The free one is perfect. Use a 50:1 oil mix but not less oil, ever.
04-13-2013 11:24 PM
MarkSF
Re: Outboard Advice

Well I've had the Suzuki 2.5, and the Tohatsu 3.5 4-strokes. I liked the Tohatsu more - just seemed better made. It would move my Wayfarer (16ft) daysailer at 5.8 kts, which was fine for me. The Tohatsu weighs 43 lbs. Both really sip fuel.

One other thought, the integral gas tanks are fine for getting in and out of harbour, but are a right royal PITA to refill on the water. Hanging over the back of the boat trying to put gas in a tiny tank in a chop is not my idea of fun. For any sort of cruising under power, I recommend an external gas tank - I have a 3 gallon one which is not too bulky.

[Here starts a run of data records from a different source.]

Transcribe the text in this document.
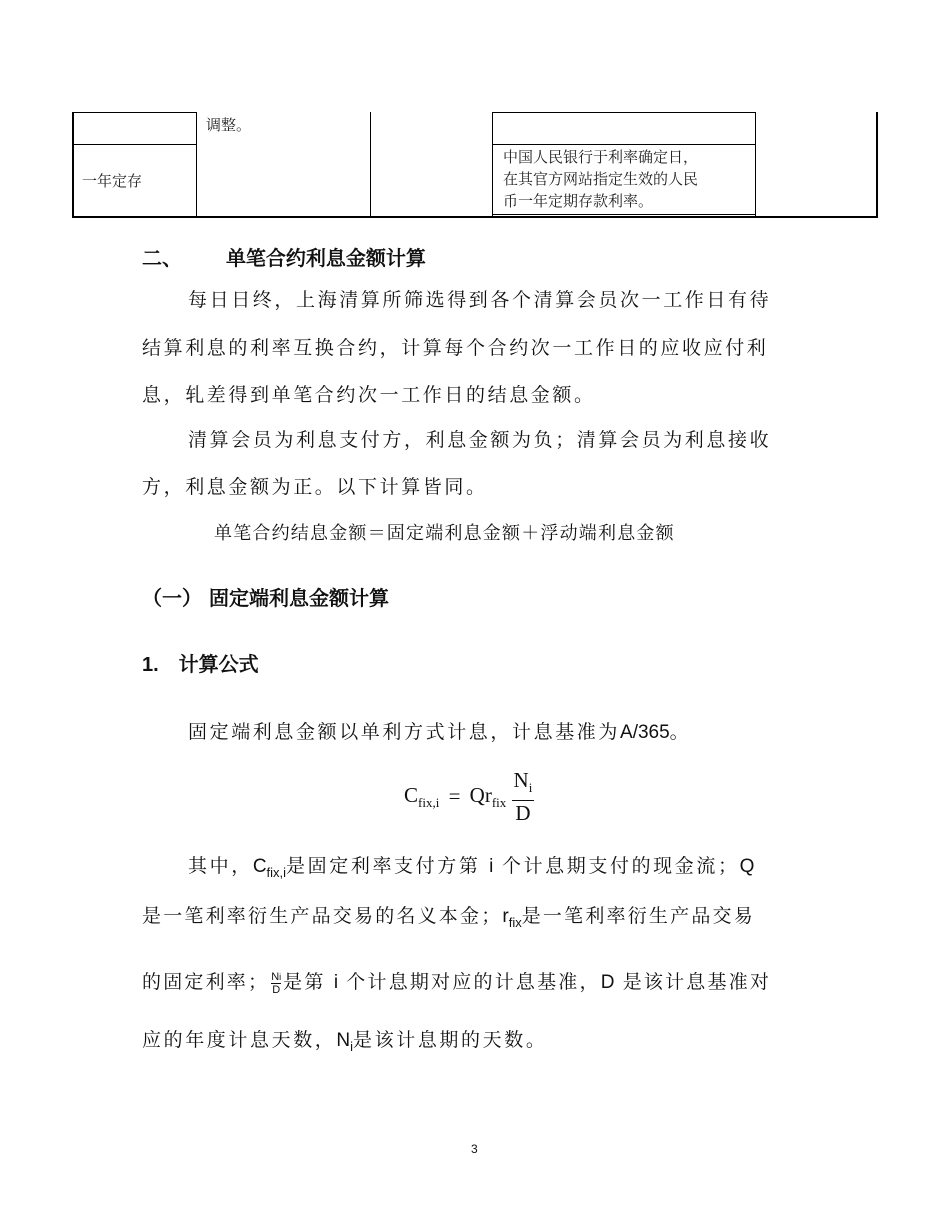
调整。
一年定存
中国人民银行于利率确定日，
在其官方网站指定生效的人民
币一年定期存款利率。
二、 单笔合约利息金额计算
每日日终，上海清算所筛选得到各个清算会员次一工作日有待
结算利息的利率互换合约，计算每个合约次一工作日的应收应付利
息，轧差得到单笔合约次一工作日的结息金额。
清算会员为利息支付方，利息金额为负；清算会员为利息接收
方，利息金额为正。以下计算皆同。
单笔合约结息金额＝固定端利息金额＋浮动端利息金额
（一） 固定端利息金额计算
1. 计算公式
固定端利息金额以单利方式计息，计息基准为A/365。
$C_{fix,i} = Qr_{fix} \frac{N_i}{D}$
其中，$C_{fix,i}$是固定利率支付方第 i 个计息期支付的现金流；Q
是一笔利率衍生产品交易的名义本金；$r_{fix}$是一笔利率衍生产品交易
的固定利率； $\frac{Ni}{D}$ 是第 i 个计息期对应的计息基准，D 是该计息基准对
应的年度计息天数，$N_i$是该计息期的天数。
3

Ooops, I think that just ruled out the two outboards I mentioned - no external connection.

If you are going for used, personally I'd get either a 4 stroke or 2 - but get the best condition one you can. You are looking for a good, responsible seller who has looked after the o/b well.
04-13-2013 08:13 PM
dabnis
Re: Outboard Advice

I started using synthetic 2 stroke oil but stayed with the mfr's mix spec. Some of the sythetic oils said 100:1 is OK, but I would stay with the motor mfr's specs. It appeared that the synthetic oil smoked a bit less. There are different 2 stroke oils, one for water cooled engines and one for air cooled. Use what is appropriate for your specific engine.

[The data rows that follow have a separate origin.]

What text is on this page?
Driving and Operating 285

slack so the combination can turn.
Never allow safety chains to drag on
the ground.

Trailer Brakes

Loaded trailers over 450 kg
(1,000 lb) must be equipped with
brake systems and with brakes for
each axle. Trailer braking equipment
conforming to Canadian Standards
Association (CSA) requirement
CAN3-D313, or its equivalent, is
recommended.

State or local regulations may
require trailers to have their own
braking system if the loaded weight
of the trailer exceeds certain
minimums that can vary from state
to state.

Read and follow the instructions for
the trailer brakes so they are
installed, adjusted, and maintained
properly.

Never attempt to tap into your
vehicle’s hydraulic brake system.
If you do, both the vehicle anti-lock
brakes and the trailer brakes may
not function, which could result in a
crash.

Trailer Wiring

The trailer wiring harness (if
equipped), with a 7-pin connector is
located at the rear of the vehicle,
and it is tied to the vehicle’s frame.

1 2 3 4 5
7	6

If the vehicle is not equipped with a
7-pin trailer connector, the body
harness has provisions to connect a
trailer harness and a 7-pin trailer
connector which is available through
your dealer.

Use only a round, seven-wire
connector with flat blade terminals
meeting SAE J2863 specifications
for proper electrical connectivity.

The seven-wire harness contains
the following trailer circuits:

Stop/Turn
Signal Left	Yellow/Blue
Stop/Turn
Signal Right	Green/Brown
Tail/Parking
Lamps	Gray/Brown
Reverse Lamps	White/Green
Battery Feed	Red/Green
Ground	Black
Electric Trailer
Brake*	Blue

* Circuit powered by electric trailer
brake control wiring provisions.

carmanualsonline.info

In my opinion, 2 strokes are simple, light, and last a long time, and using the proper oil mix and air to fuel mix, don't smoke that bad, especially the small ones.

Paul T
04-13-2013 07:32 PM
fallard
Re: Outboard Advice

I used an older 7.5 hp on my daysailor for a while, back in the '70's. It's more power than you need, but not so much as to overpower your boat. Just use outboard engine oil and fresh gas. You should may want to check with an outboard mechanic on the oil mixture, as you may be able to operate safely with less oil using the newer outboard oils, as dabnis said.
04-13-2013 07:20 PM
dabnis
Re: Outboard Advice

A 7.5 Hp 2 stroke will probably weigh about 45 lbs. If you know the maximum HP rating for the boat and it is less then 7.5HP just run it at about half throttle. A Tohatsu 4HP weighs about 60 lbs. Don't know what your bracket looks like but if it sags or flexes with a bigger motor you may want to stay in the 2HP category.

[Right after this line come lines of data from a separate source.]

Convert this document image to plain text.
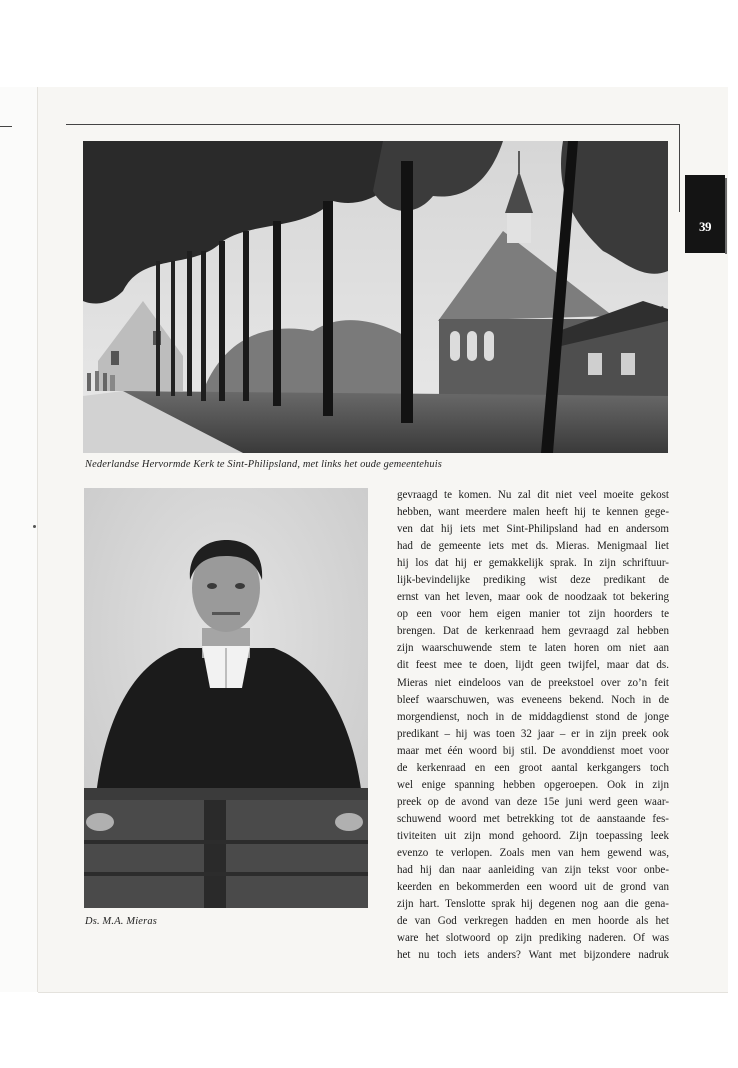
39
Nederlandse Hervormde Kerk te Sint-Philipsland, met links het oude gemeentehuis
Ds. M.A. Mieras
gevraagd te komen. Nu zal dit niet veel moeite gekost
hebben, want meerdere malen heeft hij te kennen gege-
ven dat hij iets met Sint-Philipsland had en andersom
had de gemeente iets met ds. Mieras. Menigmaal liet
hij los dat hij er gemakkelijk sprak. In zijn schriftuur-
lijk-bevindelijke prediking wist deze predikant de
ernst van het leven, maar ook de noodzaak tot bekering
op een voor hem eigen manier tot zijn hoorders te
brengen. Dat de kerkenraad hem gevraagd zal hebben
zijn waarschuwende stem te laten horen om niet aan
dit feest mee te doen, lijdt geen twijfel, maar dat ds.
Mieras niet eindeloos van de preekstoel over zo’n feit
bleef waarschuwen, was eveneens bekend. Noch in de
morgendienst, noch in de middagdienst stond de jonge
predikant – hij was toen 32 jaar – er in zijn preek ook
maar met één woord bij stil. De avonddienst moet voor
de kerkenraad en een groot aantal kerkgangers toch
wel enige spanning hebben opgeroepen. Ook in zijn
preek op de avond van deze 15e juni werd geen waar-
schuwend woord met betrekking tot de aanstaande fes-
tiviteiten uit zijn mond gehoord. Zijn toepassing leek
evenzo te verlopen. Zoals men van hem gewend was,
had hij dan naar aanleiding van zijn tekst voor onbe-
keerden en bekommerden een woord uit de grond van
zijn hart. Tenslotte sprak hij degenen nog aan die gena-
de van God verkregen hadden en men hoorde als het
ware het slotwoord op zijn prediking naderen. Of was
het nu toch iets anders? Want met bijzondere nadruk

I have owned many 2 stroke outboards and motorcycles. IIRC, from about the early 70's on they all had electronic ignitions. Just feed them new plugs once and a while and they will last virtually forever. Everything I had ran on a 50:1 fuel to oil ratio. You may be able to download an owners manual by doing an on line search of the make, model, and year.
Free is good, not much to lose.

Paul T
04-13-2013 06:43 PM
Ei Leen Believe it or not, someone offered me a free motor. Downside? It may be too much motor at 7.5 and it is a 2-stroke, which I'm told requires a precise mixture of gas and oil. Dunno. What do you think?
04-13-2013 05:52 PM
fallard
Re: Outboard Advice

I had a 16'8" daysailor for 10 years in an area with tidal currents. No question that a 2 hp will move it under good conditions, but your displacement with 4 adults and gear could be over 1000#. If you have to push against current and a chop, you'll want at least a 4 hp.

Liquid gas is the fuel of choice. Propane is fine if you store it properly. A trolling motor is not a serious option for your situation, IMHO.